Strong, thriving nonprofits require great leaders.  This includes not only the CEO or Executive Director of the organization, but also skilled leaders in all areas, including programs, development, communications, and operations.  While leadership comes in many different forms, here are five key traits every nonprofit leader should cultivate in order to be successful:

#1: Focus on Moving Projects Forward

Nonprofits have unique challenges that are different from for-profit businesses.  Most nonprofits are under-resourced and under-staffed, and yet they are trying to tackle immense problems to better their communities.  For this reason, organizations can often get stuck, spinning their wheels on certain projects while they try to figure out how to fund, staff, and resource programs and campaigns.

As a nonprofit leader, it is up to you to figure out ways to move projects forward.  Every day, you need to focus on how your organization can do more good and help more people, even with limited resources.  Great nonprofit leaders solve problems and keep projects and programs moving forward.

#2: Make Decisions

Great leaders make decisions.  They don’t make decisions rashly – they investigate their options, talk to their team, and think through the issues.  But ultimately, they make a decision.  Far too many nonprofits get mired down in analysis paralysis. They spend countless hours debating the merits of a program, a fundraising campaign, or a back-office policy.  They form committees, make lists, and postpone decisions until they have more time to think about them.
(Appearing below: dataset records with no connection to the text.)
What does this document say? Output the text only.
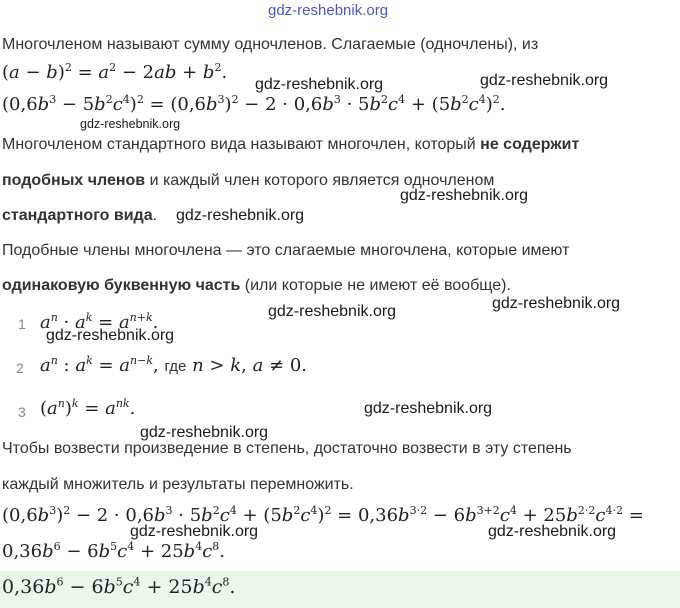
gdz-reshebnik.org
Многочленом называют сумму одночленов. Слагаемые (одночлены), из
$(a - b)^2 = a^2 - 2ab + b^2$.
gdz-reshebnik.org	gdz-reshebnik.org
$(0,6b^3 - 5b^2c^4)^2 = (0,6b^3)^2 - 2 \cdot 0,6b^3 \cdot 5b^2c^4 + (5b^2c^4)^2$.
gdz-reshebnik.org
Многочленом стандартного вида называют многочлен, который не содержит
подобных членов и каждый член которого является одночленом
gdz-reshebnik.org
стандартного вида. gdz-reshebnik.org
Подобные члены многочлена — это слагаемые многочлена, которые имеют
одинаковую буквенную часть (или которые не имеют её вообще).
gdz-reshebnik.org
1 $a^n \cdot a^k = a^{n+k}$.
gdz-reshebnik.org
gdz-reshebnik.org
2 $a^n$ : $a^k = a^{n-k}$, где n > k, a ≠ 0.
3 $(a^n)^k = a^{nk}$.	gdz-reshebnik.org
gdz-reshebnik.org
Чтобы возвести произведение в степень, достаточно возвести в эту степень
каждый множитель и результаты перемножить.
$(0,6b^3)^2 - 2 \cdot 0,6b^3 \cdot 5b^2c^4 + (5b^2c^4)^2 = 0,36b^{3\cdot 2} - 6b^{3+2}c^4 + 25b^{2\cdot 2}c^{4\cdot 2}$ =
gdz-reshebnik.org	gdz-reshebnik.org
$0,36b^6 - 6b^5c^4 + 25b^4c^8$.
$0,36b^6 - 6b^5c^4 + 25b^4c^8$.
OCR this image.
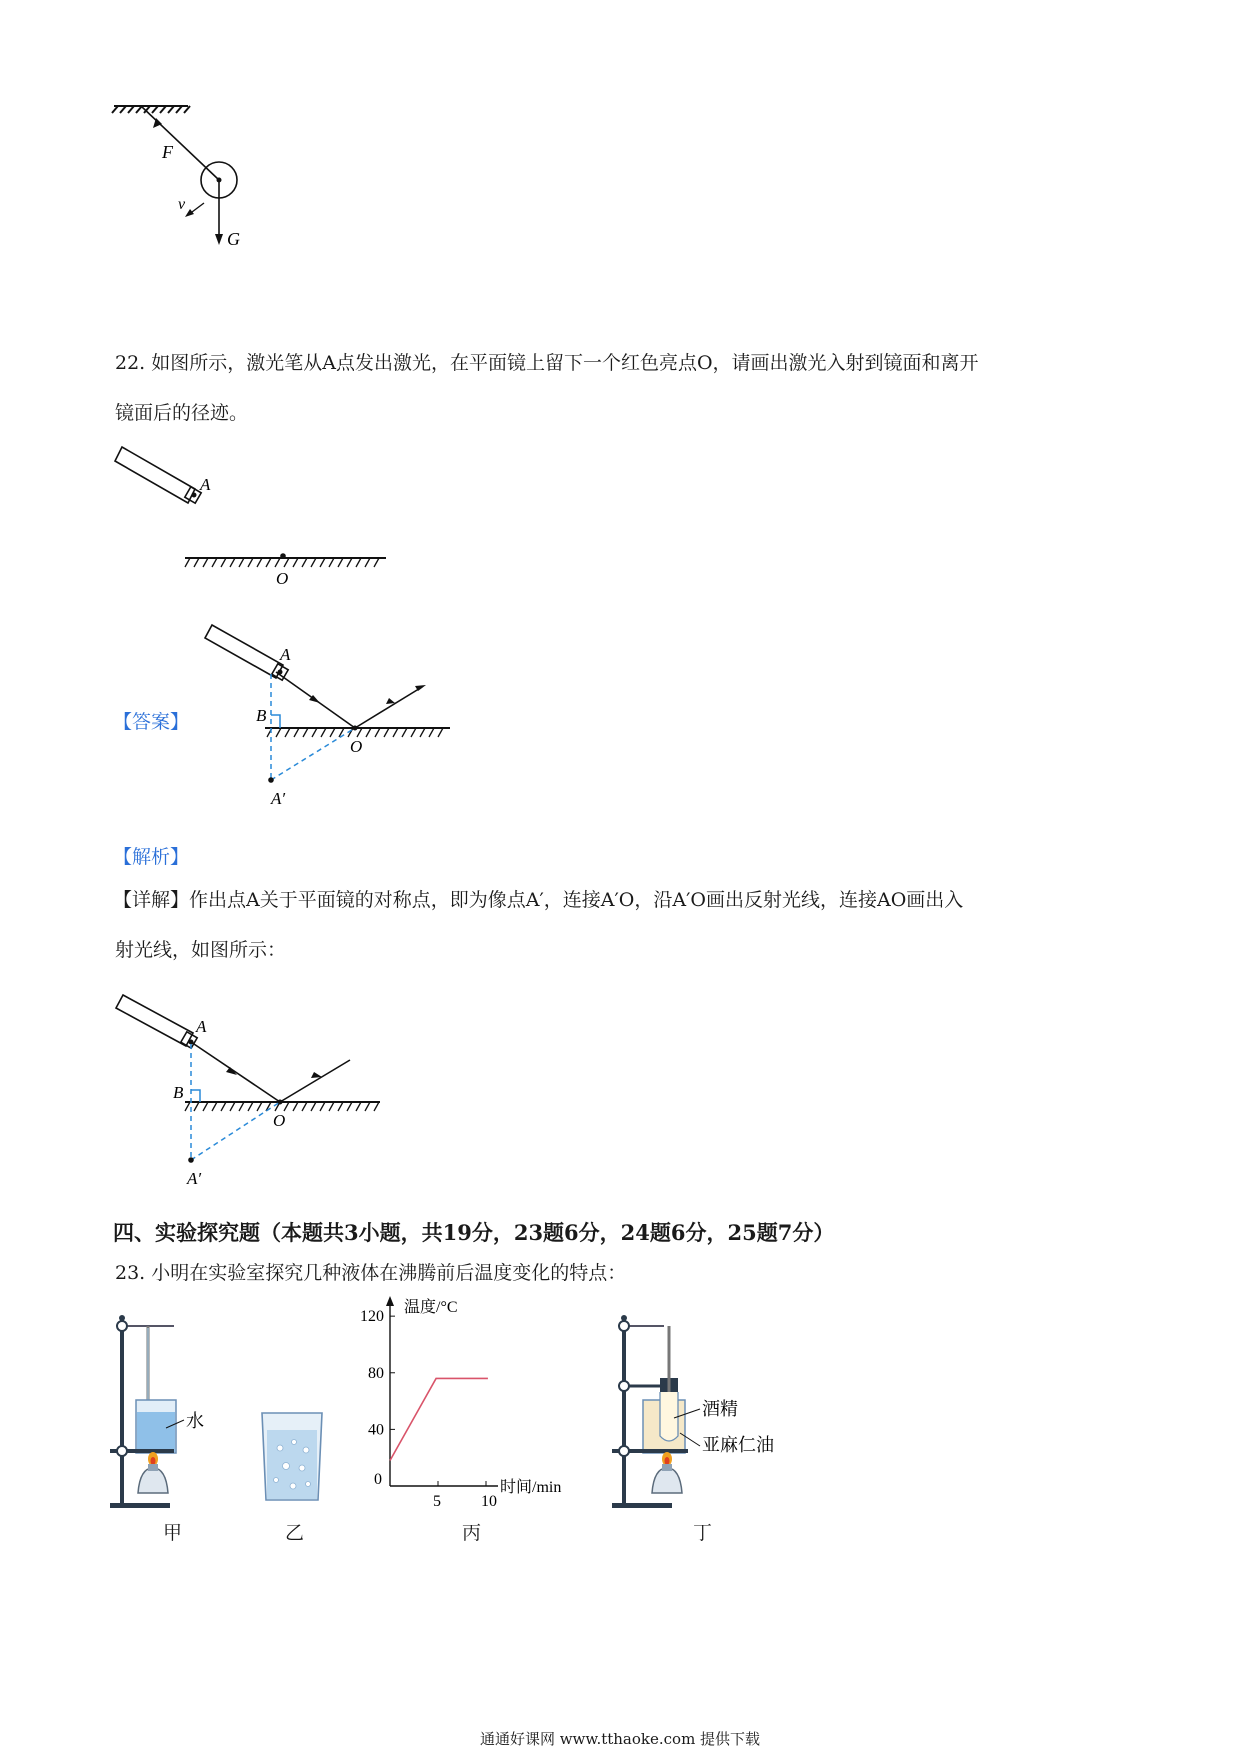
F
v
G
22. 如图所示，激光笔从A点发出激光，在平面镜上留下一个红色亮点O，请画出激光入射到镜面和离开
镜面后的径迹。
A
O
【答案】
A
B
O
A′
【解析】
【详解】作出点A关于平面镜的对称点，即为像点A′，连接A′O，沿A′O画出反射光线，连接AO画出入
射光线，如图所示：
A
B
O
A′
四、实验探究题（本题共3小题，共19分，23题6分，24题6分，25题7分）
23. 小明在实验室探究几种液体在沸腾前后温度变化的特点：
水
温度/°C
时间/min
0
5	10
120
80
40
酒精
亚麻仁油
甲	乙	丙	丁
通通好课网 www.tthaoke.com 提供下载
As a nonprofit leader, it is up to you to make decisions for your department, your team, and your organization.  Every day, you need to evaluate options and make the right choice so that your nonprofit can move on to other things.   Not to worry, if you make the wrong decision, you can always analyze the results, and change course at a later date.

#3: Cast a Vision

Nonprofits exist to do good in the world that otherwise wouldn’t get done.  In order to do more good, and to get donors, volunteers, and your community excited about supporting their work, nonprofits need to cast a big vision and then communicate that vision to the world. 

Nonprofit leaders are the primary people responsible for casting a big vision for their organizations. There are many different audiences for that vision, including your staff, your board, your donors, your volunteers, your community at large, and those that you serve.  Every day, you need to remind your audience about the amazing things your nonprofit is doing, and will do in the future, to help those in need.

#4: Keep Your Door Open

Great leaders don’t close themselves off in their offices.  Sure, there are times when leaders need to think, write, or otherwise be alone, but for the most part, strong leaders spend time every day interacting with their team. 

As a nonprofit leader, your team will rely on you for guidance, decision-making, and strategic thinking.  For that reason, I always advise leaders to keep their doors open as often as possible, and to make sure that team members feel free to come to you for help. 

#5: Focus on ROI

Far too few nonprofits are focused on return on investment (ROI) for their programs, fundraising, or operations.  Because of this, many organizations work with outdated technology, hold on to unprofitable fundraising events, and resist programmatic change that could have a positive effect on the people they serve.

As a nonprofit leader, it is up to you to think about ROI and to remember the 80/20 principle… the idea that for most things, 20% of your efforts are going to result in 80% of your results.  Your team is busy providing services, meeting with donors, and answering the phones.  While you may be doing many of the same things, to be a great leader, you also need to spend a part of every day focused squarely on improving ROI for your nonprofit.

Nonprofits become strong, thriving, vital organizations because they have great leaders.  Use the five strategies above to become the strong leader your nonprofit needs to succeed!